Dr. Feng-Yee Chang, Division of Infectious Diseases and Tropical Medicine, Department of Internal Medicine, Tri-Service General Hospital, No. 325, Section 2, Cheng-Kung Road, Neihu, Taipei 114, Taiwan. E-mail: fychang@ndmctsgh.edu.tw This e-mail address is being protected from spam bots, you need JavaScript enabled to view it

 



 

Background and purpose: 

Staphylococcus aureus endocarditis showed an increase in the 1990s compared to the 1980s.
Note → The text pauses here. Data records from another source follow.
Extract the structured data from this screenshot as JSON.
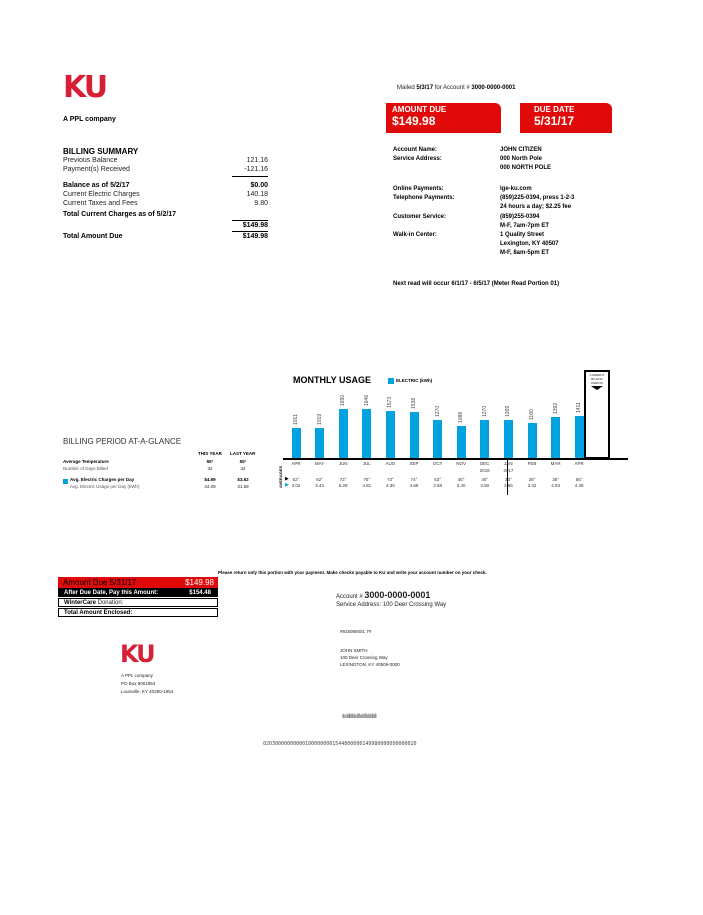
{
  "brand": {
    "logo": "KU",
    "tagline": "A PPL company",
    "color": "#d71f36"
  },
  "header": {
    "mailed_label": "Mailed",
    "mailed_date": "5/3/17",
    "for_account_label": "for Account #",
    "account_number": "3000-0000-0001"
  },
  "amount_due": {
    "label": "AMOUNT DUE",
    "value": "$149.98"
  },
  "due_date": {
    "label": "DUE DATE",
    "value": "5/31/17"
  },
  "billing_summary": {
    "title": "BILLING SUMMARY",
    "rows": [
      {
        "label": "Previous Balance",
        "value": "121.16",
        "bold": false
      },
      {
        "label": "Payment(s) Received",
        "value": "-121.16",
        "bold": false
      },
      {
        "label": "Balance as of 5/2/17",
        "value": "$0.00",
        "bold": true
      },
      {
        "label": "Current Electric Charges",
        "value": "140.18",
        "bold": false
      },
      {
        "label": "Current Taxes and Fees",
        "value": "9.80",
        "bold": false
      },
      {
        "label": "Total Current Charges as of 5/2/17",
        "value": "",
        "bold": true
      },
      {
        "label": "",
        "value": "$149.98",
        "bold": true
      },
      {
        "label": "Total Amount Due",
        "value": "$149.98",
        "bold": true
      }
    ]
  },
  "account_info": [
    {
      "label": "Account Name:",
      "lines": [
        "JOHN CITIZEN"
      ]
    },
    {
      "label": "Service Address:",
      "lines": [
        "000 North Pole",
        "000 NORTH POLE"
      ]
    },
    {
      "label": "Online Payments:",
      "lines": [
        "lge-ku.com"
      ]
    },
    {
      "label": "Telephone Payments:",
      "lines": [
        "(859)225-0394, press 1-2-3",
        "24 hours a day; $2.25 fee"
      ]
    },
    {
      "label": "Customer Service:",
      "lines": [
        "(859)255-0394",
        "M-F, 7am-7pm ET"
      ]
    },
    {
      "label": "Walk-in Center:",
      "lines": [
        "1 Quality Street",
        "Lexington, KY 40507",
        "M-F, 8am-5pm ET"
      ]
    }
  ],
  "next_read": "Next read will occur 6/1/17 - 6/5/17 (Meter Read Portion 01)",
  "glance": {
    "title": "BILLING PERIOD AT-A-GLANCE",
    "headers": [
      "THIS YEAR",
      "LAST YEAR"
    ],
    "rows": [
      {
        "label": "Average Temperature",
        "this": "55°",
        "last": "55°",
        "bold": true
      },
      {
        "label": "Number of Days Billed",
        "this": "32",
        "last": "32",
        "bold": false
      },
      {
        "label": "Avg. Electric Charges per Day",
        "this": "$4.69",
        "last": "$3.62",
        "bold": true
      },
      {
        "label": "Avg. Electric Usage per Day (kWh)",
        "this": "44.09",
        "last": "31.59",
        "bold": false
      }
    ]
  },
  "chart_data": {
    "type": "bar",
    "title": "MONTHLY USAGE",
    "series": [
      {
        "name": "ELECTRIC (kWh)",
        "color": "#00a3e0",
        "values": [
          1011,
          1019,
          1650,
          1646,
          1573,
          1538,
          1270,
          1088,
          1270,
          1269,
          1180,
          1392,
          1411
        ]
      }
    ],
    "categories": [
      "APR",
      "MAY",
      "JUN",
      "JUL",
      "AUG",
      "SEP",
      "OCT",
      "NOV",
      "DEC",
      "JAN",
      "FEB",
      "MAR",
      "APR"
    ],
    "year_labels": {
      "DEC": "2016",
      "JAN": "2017"
    },
    "current_period_label": "CURRENT BILLING PERIOD",
    "averages_label": "AVERAGES",
    "avg_temps": [
      "52°",
      "62°",
      "72°",
      "75°",
      "73°",
      "74°",
      "63°",
      "45°",
      "40°",
      "33°",
      "28°",
      "38°",
      "55°"
    ],
    "avg_usage": [
      "3.02",
      "3.44",
      "5.28",
      "4.81",
      "4.30",
      "4.68",
      "3.58",
      "3.40",
      "3.90",
      "3.66",
      "3.42",
      "4.53",
      "4.38"
    ]
  },
  "stub": {
    "instruction": "Please return only this portion with your payment. Make checks payable to KU and write your account number on your check.",
    "amount_due_label": "Amount Due 5/31/17",
    "amount_due_value": "$149.98",
    "after_due_label": "After Due Date, Pay this Amount:",
    "after_due_value": "$154.48",
    "wintercare_bold": "WinterCare",
    "wintercare_label": "Donation:",
    "total_enclosed_label": "Total Amount Enclosed:",
    "account_label": "Account #",
    "account_number": "3000-0000-0001",
    "service_address": "Service Address: 100 Deer Crossing Way",
    "remit": [
      "A PPL company",
      "PO Box 9001954",
      "Louisville, KY 40290-1954"
    ],
    "ref": "#916090001 7#",
    "mail_to": [
      "JOHN SMITH",
      "100 Deer Crossing Way",
      "LEXINGTON, KY 40509-0000"
    ],
    "barcode": "ılıılıllıllılıılllıılılllılılıllıll",
    "scanline": "020300000000001000000001544800000149980000000000020"
  }
}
In order to characterize the clinical and laboratory features of S. aureus endocarditis, we retrospectively reviewed the medical charts of patients diagnosed with endocarditis in the 5-year-period between 2000 and 2005.

 



 

Methods:

From August 2000 to August 2005, 22 patients with a definite diagnosis of infective endocarditis (IE) caused by S. aureus were reviewed.

 



 

Results:

Of the 22 patients reviewed, 16 cases were caused by methicillin-resistant S. aureus (MRSA) while the causative agent in the other 6 cases was methicillin-susceptible S. aureus (MSSA). Patients with MRSA infections were more likely to show hospital-acquired infections, hemodialysis and ventilator dependence, septic shock, impaired initial renal function, persistent bacteremia, and a higher 3-month mortality rate. MSSA infections in patients were more likely to be community-acquired, and show intravenous drug use and longer days of fever prior to admission. Three patients with MRSA endocarditis, however, presented community-acquired infections. The mortality rate of MRSA endocarditis in hemodialysis patients was 90% (9/10).

 



 

Conclusion:

MRSA IE is more common than MSSA IE and is associated with a significantly poorer prognosis, especially in patients undergoing hemodialysis. Although most cases of MRSA IE are hospital acquired, we noticed 3 cases of community-acquired MRSA IE. As MRSA IE has been noticed in the community and hemodialysis patients in recent years, and is associated with higher mortalities, strategies for its prevention and management are warranted.

 



 

Key words:

Community-acquired infections; Endocarditis, bacterial; Methicillin resistance; Renal dialysis; Staphylococcus aureus
 

 



 

J Microbiol Immunol Infect. 2007;40:317-324.